The Greens' policy would cost about $100 million a year.

There were examples of hubs in schools in New Zealand which were raising achievement levels and drawing communities together.
The Greens' announcement came after the Government revealed a major education policy last week which would see an extra $359m spent on specialist teachers to improve education standards in poorly performing schools.

The policy would see top teachers and administrators sharing their expertise in under-performing schools to improve the results of students in those schools.

Turei said the National policy did not address the underlying issues driving poor achievement among children from lower income families.

"The best teachers in the world, no matter what they're paid, can't teach a sick or hungry kid, we have to deal with those issues first."

Turei also said they did not yet know how the Fonterra and Sanitarium-sponsored Kick-Start breakfast programme in schools, which the Government last year allocated $9.5m in funding over five years, would fit with its own lunch in schools policy.

"I'm yet to see how they would fit into the scheme... they do a good job but corporate welfare, or corporate largesse if you like, is not the solution to serious poverty and inequity - it is the responsibility of the state."

The programme could be expanded to more schools but would concentrate on areas of highest need first, she said.

However Key said the policy did nothing to break the cycle of poverty.

"If you look at the cycle of poverty - why are people generally poor?
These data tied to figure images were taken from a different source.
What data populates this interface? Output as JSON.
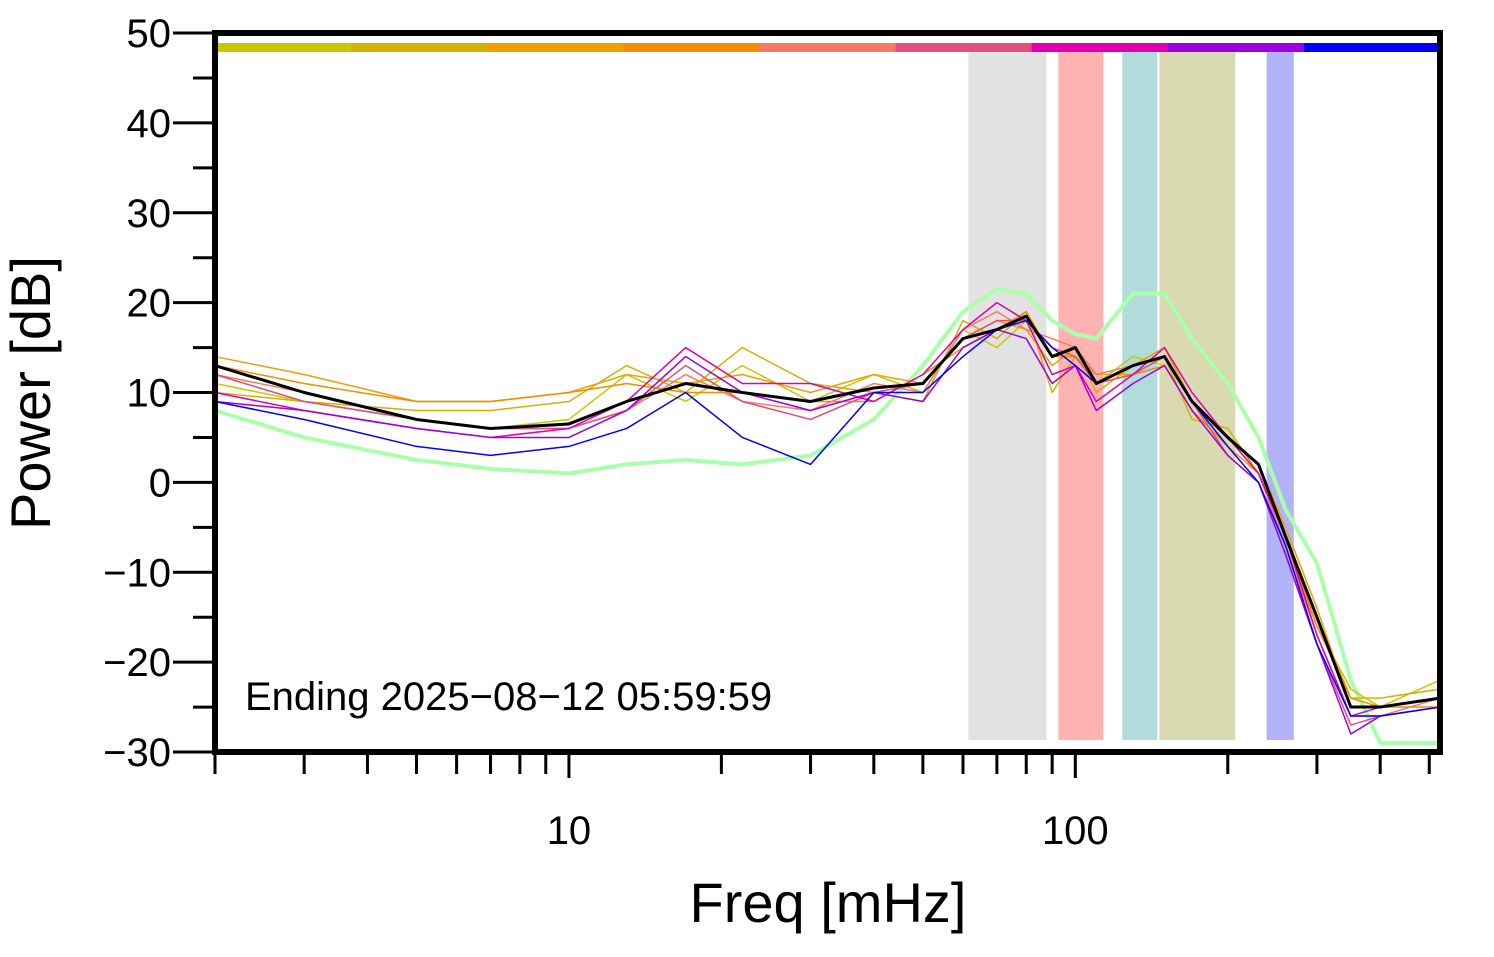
{
  "chart_data": {
    "type": "line",
    "xlabel": "Freq [mHz]",
    "ylabel": "Power [dB]",
    "annotation": "Ending 2025−08−12 05:59:59",
    "xscale": "log",
    "xlim": [
      2,
      525
    ],
    "ylim": [
      -30,
      50
    ],
    "xticks": [
      10,
      100
    ],
    "xminorticks": [
      2,
      3,
      4,
      5,
      6,
      7,
      8,
      9,
      20,
      30,
      40,
      50,
      60,
      70,
      80,
      90,
      200,
      300,
      400,
      500
    ],
    "yticks": [
      {
        "value": -30,
        "label": "−30"
      },
      {
        "value": -20,
        "label": "−20"
      },
      {
        "value": -10,
        "label": "−10"
      },
      0,
      10,
      20,
      30,
      40,
      50
    ],
    "yminorticks": [
      -25,
      -15,
      -5,
      5,
      15,
      25,
      35,
      45
    ],
    "bands": [
      {
        "from": 61.5,
        "to": 87.7,
        "color": "#e2e2e2"
      },
      {
        "from": 92.6,
        "to": 113.6,
        "color": "#ffb2b2"
      },
      {
        "from": 123.8,
        "to": 145.2,
        "color": "#b2dcdc"
      },
      {
        "from": 146.6,
        "to": 207,
        "color": "#d9d9b2"
      },
      {
        "from": 238.6,
        "to": 270,
        "color": "#b2b2f8"
      }
    ],
    "x": [
      2,
      3,
      5,
      7,
      10,
      13,
      17,
      22,
      30,
      40,
      50,
      60,
      70,
      80,
      90,
      100,
      110,
      130,
      150,
      170,
      200,
      230,
      260,
      300,
      350,
      400,
      525
    ],
    "series": [
      {
        "color": "#aaffaa",
        "width": 4,
        "values": [
          8,
          5,
          2.5,
          1.5,
          1,
          2,
          2.5,
          2,
          3,
          7,
          13,
          19,
          21.5,
          21,
          18,
          16.5,
          16,
          21,
          21,
          16,
          11,
          5,
          -3,
          -9,
          -22,
          -29,
          -29
        ]
      },
      {
        "color": "#c8c800",
        "width": 1.5,
        "values": [
          11,
          9,
          7,
          6,
          7,
          12,
          9,
          13,
          9,
          12,
          10,
          17,
          15,
          18,
          12,
          13,
          11,
          14,
          13,
          8,
          4,
          0,
          -7,
          -16,
          -23,
          -25,
          -22
        ]
      },
      {
        "color": "#d4b000",
        "width": 1.5,
        "values": [
          10,
          9,
          8,
          8,
          9,
          13,
          10,
          15,
          11,
          10,
          9,
          18,
          16,
          19,
          10,
          14,
          12,
          12,
          14,
          7,
          6,
          1,
          -6,
          -15,
          -24,
          -24,
          -23
        ]
      },
      {
        "color": "#f0a000",
        "width": 1.5,
        "values": [
          14,
          12,
          9,
          9,
          10,
          12,
          11,
          12,
          10,
          12,
          11,
          16,
          18,
          17,
          13,
          15,
          10,
          13,
          15,
          9,
          5,
          2,
          -5,
          -14,
          -25,
          -25,
          -24
        ]
      },
      {
        "color": "#f58c00",
        "width": 1.5,
        "values": [
          13,
          11,
          9,
          9,
          10,
          11,
          10,
          10,
          9,
          9,
          12,
          15,
          17,
          19,
          14,
          14,
          11,
          12,
          13,
          8,
          4,
          1,
          -6,
          -16,
          -24,
          -25,
          -25
        ]
      },
      {
        "color": "#f87868",
        "width": 1.5,
        "values": [
          12,
          10,
          7,
          6,
          6,
          8,
          12,
          9,
          8,
          11,
          10,
          17,
          19,
          17,
          16,
          15,
          12,
          13,
          14,
          9,
          5,
          1,
          -7,
          -17,
          -26,
          -26,
          -24
        ]
      },
      {
        "color": "#e0507a",
        "width": 1.5,
        "values": [
          12,
          9,
          7,
          6,
          6,
          8,
          13,
          9,
          7,
          10,
          11,
          16,
          18,
          18,
          15,
          14,
          11,
          12,
          14,
          9,
          3,
          0,
          -8,
          -18,
          -27,
          -26,
          -25
        ]
      },
      {
        "color": "#e000b0",
        "width": 1.5,
        "values": [
          10,
          8,
          6,
          5,
          6,
          9,
          15,
          11,
          11,
          9,
          12,
          17,
          20,
          18,
          12,
          13,
          9,
          12,
          15,
          10,
          5,
          1,
          -6,
          -17,
          -26,
          -25,
          -24
        ]
      },
      {
        "color": "#a000e0",
        "width": 1.5,
        "values": [
          9,
          8,
          6,
          5,
          5,
          8,
          14,
          10,
          8,
          10,
          9,
          15,
          17,
          16,
          11,
          13,
          8,
          11,
          13,
          8,
          3,
          0,
          -8,
          -18,
          -28,
          -26,
          -25
        ]
      },
      {
        "color": "#0000ff",
        "width": 1.5,
        "values": [
          9,
          7,
          4,
          3,
          4,
          6,
          10,
          5,
          2,
          10,
          10,
          14,
          17,
          18,
          15,
          13,
          11,
          13,
          14,
          9,
          4,
          0,
          -7,
          -18,
          -26,
          -26,
          -25
        ]
      },
      {
        "color": "#000000",
        "width": 3,
        "values": [
          13,
          10,
          7,
          6,
          6.5,
          9,
          11,
          10,
          9,
          10.5,
          11,
          16,
          17,
          18.5,
          14,
          15,
          11,
          13,
          14,
          9,
          5,
          2,
          -6,
          -15,
          -25,
          -25,
          -24
        ]
      }
    ]
  }
}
Generally they're locked out of the workplace.

"There is obviously what they call the working poor, but more often than not they're on welfare dependency and if you want to break that cycle that's got to come from a world-class education system."
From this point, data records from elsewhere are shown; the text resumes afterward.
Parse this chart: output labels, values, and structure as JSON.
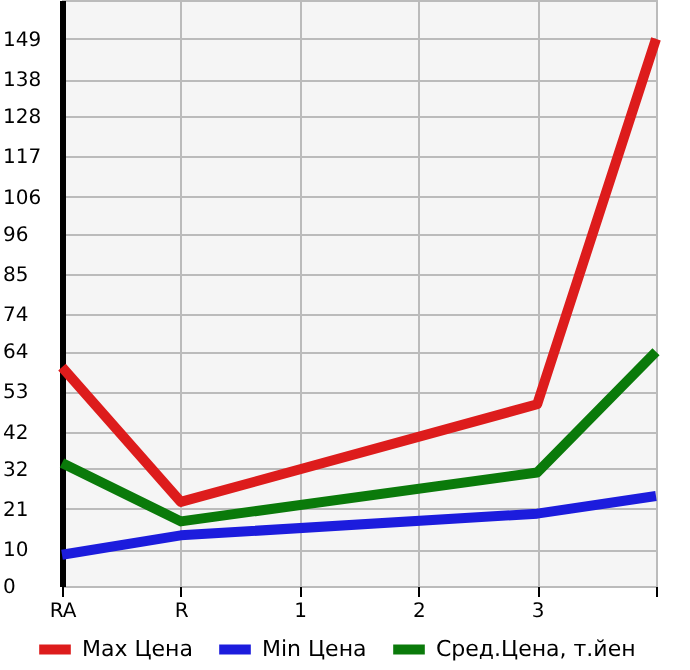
{
  "chart_data": {
    "type": "line",
    "categories": [
      "RA",
      "R",
      "1",
      "2",
      "3",
      null
    ],
    "series": [
      {
        "name": "Max Цена",
        "color": "#dd1c1c",
        "values": [
          59.6,
          22.9,
          null,
          null,
          49.5,
          149
        ]
      },
      {
        "name": "Min Цена",
        "color": "#1c1cdd",
        "values": [
          8.5,
          13.8,
          null,
          null,
          19.7,
          24.5
        ]
      },
      {
        "name": "Сред.Цена, т.йен",
        "color": "#0a7a0a",
        "values": [
          33.5,
          17.6,
          null,
          null,
          30.9,
          63.8
        ]
      }
    ],
    "ylim": [
      0,
      159.6
    ],
    "yticks": [
      0,
      10,
      21,
      32,
      42,
      53,
      64,
      74,
      85,
      96,
      106,
      117,
      128,
      138,
      149
    ],
    "grid": true,
    "legend": "bottom",
    "marker": "none",
    "line_style": "solid"
  }
}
Labour has thrown its support behind the Greens' proposal.

Education spokesperson Chris Hipkins said many schools already provided extra services but did not receive enough support, something Labour also wanted to address.

"The lives that children live outside the school gate have a big impact on their readiness to learn and their achievement in school. Unlike John Key and the National Party, we're not willing to turn a blind eye to that."
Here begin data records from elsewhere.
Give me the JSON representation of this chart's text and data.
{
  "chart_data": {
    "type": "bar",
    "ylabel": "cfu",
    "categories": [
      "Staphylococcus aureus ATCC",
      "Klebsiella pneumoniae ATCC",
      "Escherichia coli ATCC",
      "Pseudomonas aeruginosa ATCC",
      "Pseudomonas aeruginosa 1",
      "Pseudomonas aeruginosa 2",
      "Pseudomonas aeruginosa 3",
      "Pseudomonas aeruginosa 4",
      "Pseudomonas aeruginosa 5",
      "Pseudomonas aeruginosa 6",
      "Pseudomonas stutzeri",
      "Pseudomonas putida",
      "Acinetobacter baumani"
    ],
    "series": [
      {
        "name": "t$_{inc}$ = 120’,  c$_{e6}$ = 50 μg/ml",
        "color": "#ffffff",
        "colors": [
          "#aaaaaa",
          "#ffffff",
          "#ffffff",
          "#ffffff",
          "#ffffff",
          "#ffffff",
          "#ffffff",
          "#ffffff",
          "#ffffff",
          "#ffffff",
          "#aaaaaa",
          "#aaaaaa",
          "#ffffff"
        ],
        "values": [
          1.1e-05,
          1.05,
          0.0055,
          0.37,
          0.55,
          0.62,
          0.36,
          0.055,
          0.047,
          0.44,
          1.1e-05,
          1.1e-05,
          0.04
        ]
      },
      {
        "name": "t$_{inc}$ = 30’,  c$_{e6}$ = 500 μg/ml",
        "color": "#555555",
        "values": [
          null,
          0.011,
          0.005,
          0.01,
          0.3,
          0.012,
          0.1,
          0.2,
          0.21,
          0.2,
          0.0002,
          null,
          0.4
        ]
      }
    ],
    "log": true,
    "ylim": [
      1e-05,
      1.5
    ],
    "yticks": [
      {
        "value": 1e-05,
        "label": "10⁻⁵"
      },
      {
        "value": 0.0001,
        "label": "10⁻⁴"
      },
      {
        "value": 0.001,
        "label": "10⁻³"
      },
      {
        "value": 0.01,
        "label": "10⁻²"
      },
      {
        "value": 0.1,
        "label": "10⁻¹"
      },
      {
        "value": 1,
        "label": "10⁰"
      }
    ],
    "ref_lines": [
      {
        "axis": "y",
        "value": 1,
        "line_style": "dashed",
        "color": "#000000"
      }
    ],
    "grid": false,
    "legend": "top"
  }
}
Hipkins said there would be negotiations with the Greens about priority areas and timing but the announcements "provide a clear marker of the types of initiatives we can work closely together on".

The president of teachers' union the New Zealand Educational Institute, Judith Nowotarski, said the proposal to develop the hubs "goes right to the heart of tackling the biggest problem we face in our education system - poverty and inequity".

"International evidence clearly shows that poverty and inequality are by far the biggest obstacles that children face in education.

"This proposal directly targets these real issues and, if adopted, would make a big difference to the education outcome of thousands of children in this country."